I loved how she sculpted the curve of the dog’s back and shift of the shoulders. As someone who works with horse anatomy, the flexibility dogs have in this regard is always intriguing to me.

I wasn’t disappointed. In fact, one of the first pieces we encountered was Anna Hyatt Huntington’s “Deerhounds Playing”. I had long wanted to see it in person, after having read about it in an article about the Huntington’s Deerhound breeding program. (The Huntingtons founded the first Deerhound kennel in the United States.)

If this particular piece had been on display in the Garden before, I had managed to miss it. The park is really big and things do move around, so that’s always possible!

The dynamic poses on the two dogs made it really hard to photograph them. I wish now I had taken more shots of the fur. I had read that Huntington’s treatment of the fur was a bit different on this piece than on many of her others. Hair is something I struggle with myself, so how other artists approach this is very interesting to me. I wish I had thought to take more close-up comparison shots. (I think this will be my excuse to go back again soon…)

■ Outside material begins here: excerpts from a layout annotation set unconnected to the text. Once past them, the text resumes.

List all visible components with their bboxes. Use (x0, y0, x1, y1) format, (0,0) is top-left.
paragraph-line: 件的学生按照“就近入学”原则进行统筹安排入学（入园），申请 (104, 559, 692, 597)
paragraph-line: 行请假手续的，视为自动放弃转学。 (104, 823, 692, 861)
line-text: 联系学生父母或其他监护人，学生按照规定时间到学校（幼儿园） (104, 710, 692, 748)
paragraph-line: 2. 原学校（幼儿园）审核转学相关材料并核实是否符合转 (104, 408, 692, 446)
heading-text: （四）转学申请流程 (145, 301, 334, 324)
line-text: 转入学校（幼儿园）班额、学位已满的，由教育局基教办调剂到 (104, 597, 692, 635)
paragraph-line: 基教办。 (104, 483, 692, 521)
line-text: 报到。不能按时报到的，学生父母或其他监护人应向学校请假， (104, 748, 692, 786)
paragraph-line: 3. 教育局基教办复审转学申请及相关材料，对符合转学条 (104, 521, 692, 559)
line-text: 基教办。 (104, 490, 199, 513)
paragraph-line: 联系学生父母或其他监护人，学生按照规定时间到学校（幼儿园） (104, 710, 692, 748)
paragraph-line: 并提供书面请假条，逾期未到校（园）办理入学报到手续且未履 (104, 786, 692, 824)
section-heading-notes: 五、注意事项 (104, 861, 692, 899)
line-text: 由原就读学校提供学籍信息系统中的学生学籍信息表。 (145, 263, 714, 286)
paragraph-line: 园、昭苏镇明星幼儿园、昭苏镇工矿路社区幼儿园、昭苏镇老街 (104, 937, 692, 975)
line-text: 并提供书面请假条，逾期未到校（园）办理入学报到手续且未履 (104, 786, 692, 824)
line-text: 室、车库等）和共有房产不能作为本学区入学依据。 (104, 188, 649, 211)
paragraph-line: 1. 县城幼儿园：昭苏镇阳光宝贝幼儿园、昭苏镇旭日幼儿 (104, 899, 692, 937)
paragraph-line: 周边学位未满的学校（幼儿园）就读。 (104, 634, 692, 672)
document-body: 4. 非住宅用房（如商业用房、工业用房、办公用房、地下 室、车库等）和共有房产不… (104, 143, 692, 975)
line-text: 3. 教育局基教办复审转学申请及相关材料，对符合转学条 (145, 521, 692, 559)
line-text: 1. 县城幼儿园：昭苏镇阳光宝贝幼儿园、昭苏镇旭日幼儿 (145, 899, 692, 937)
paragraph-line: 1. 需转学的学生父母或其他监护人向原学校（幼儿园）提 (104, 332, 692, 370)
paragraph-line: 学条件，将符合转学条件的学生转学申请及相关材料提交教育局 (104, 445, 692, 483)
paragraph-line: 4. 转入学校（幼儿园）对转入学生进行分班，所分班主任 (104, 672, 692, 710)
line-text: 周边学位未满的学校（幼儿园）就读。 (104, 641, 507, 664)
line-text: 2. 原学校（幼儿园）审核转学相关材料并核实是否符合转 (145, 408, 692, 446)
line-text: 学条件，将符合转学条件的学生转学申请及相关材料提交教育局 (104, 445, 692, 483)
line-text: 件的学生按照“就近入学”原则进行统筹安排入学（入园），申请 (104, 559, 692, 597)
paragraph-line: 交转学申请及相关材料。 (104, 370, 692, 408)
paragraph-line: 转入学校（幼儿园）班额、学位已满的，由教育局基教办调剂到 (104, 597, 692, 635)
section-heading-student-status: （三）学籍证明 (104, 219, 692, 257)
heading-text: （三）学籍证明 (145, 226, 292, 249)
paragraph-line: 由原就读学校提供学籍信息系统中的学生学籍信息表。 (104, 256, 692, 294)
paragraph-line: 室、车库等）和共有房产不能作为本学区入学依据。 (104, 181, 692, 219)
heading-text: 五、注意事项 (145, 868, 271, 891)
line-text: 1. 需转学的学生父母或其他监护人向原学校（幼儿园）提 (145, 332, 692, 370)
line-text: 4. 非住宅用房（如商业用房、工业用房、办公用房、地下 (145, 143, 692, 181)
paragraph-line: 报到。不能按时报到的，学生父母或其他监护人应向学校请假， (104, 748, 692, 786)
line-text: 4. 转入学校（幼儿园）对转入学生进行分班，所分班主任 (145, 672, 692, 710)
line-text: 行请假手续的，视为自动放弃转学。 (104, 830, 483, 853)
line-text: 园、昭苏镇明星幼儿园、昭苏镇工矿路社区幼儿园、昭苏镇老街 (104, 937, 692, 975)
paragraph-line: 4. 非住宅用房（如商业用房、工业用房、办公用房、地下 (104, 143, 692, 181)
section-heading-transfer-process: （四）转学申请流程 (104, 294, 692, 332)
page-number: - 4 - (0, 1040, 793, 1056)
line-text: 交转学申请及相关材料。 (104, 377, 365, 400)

I did get a lot of details detail pictures of “Adonis” by Eli Harvey. The piece is simply masterful. (There is a shot from the front angle in the trip report on Sarah’s blog, too.)

What I find interesting is that this sculpture is supposed to portray a young (8 month old) Greyhound. It was sculpted in 1905, so perhaps erect ears like those on the sculpture were more common in the breed then. The ears and his build give him the look of an Ibizian Hound or Pharoah Hound – at least to me – but those breeds weren’t introduced in this country until long after the sculptor’s death.

The sighthounds that were common during the time most of the Brookgreen sculptures were made (early 1900s) are certainly well represented. In fact the majority of the canine sculptures are of Greyhounds and Whippets.


I believe this is a Huntington piece.


“Greyhounds Unleashed” by Katharine Lane Weems.


“Whippet” by Katharine Lane Weems. I’ve always been very fond of this one!


“Greyhound Lying Down” by Katharine Lane Weems.

There is also a life-sized Wolfhound by Zenos Frudakis near the entrance to the Brookgreen Zoo. It was another piece where I found the hair treatment very interesting. You can also see the hollows that make the iris on bronze sculptures. It gives the eyes a very natural look at a most angles, if you are standing at the normal viewing distance. It did make me wonder what the effect might be if we tried that in ceramic. I suspect it would be less effective!

This guy has eyes that are sculpted in a way far more familiar to those of us who work in the model horse community. The softened style of this particular sculpture, “The Guardian” by Sahl Swarz, has always reminded me of the ceramic artist Maureen Love.

Looking at all these dogs has made me want to pull out the small Collie I started a few years ago. I had wanted to make one for my grandfather, who grew up on the banks of Pompton Lake not far from historic Sunnybank. His family had Collies and he passed that love on to me, so I thought it would be nice to make a “proper” Collie for him. (He had quite a number of ideas about what constituted a proper Collie.) Unfortunately I didn’t get much further than bulking out the armature and assembling reference pictures of old-fashioned dogs before he passed away. Someday, though!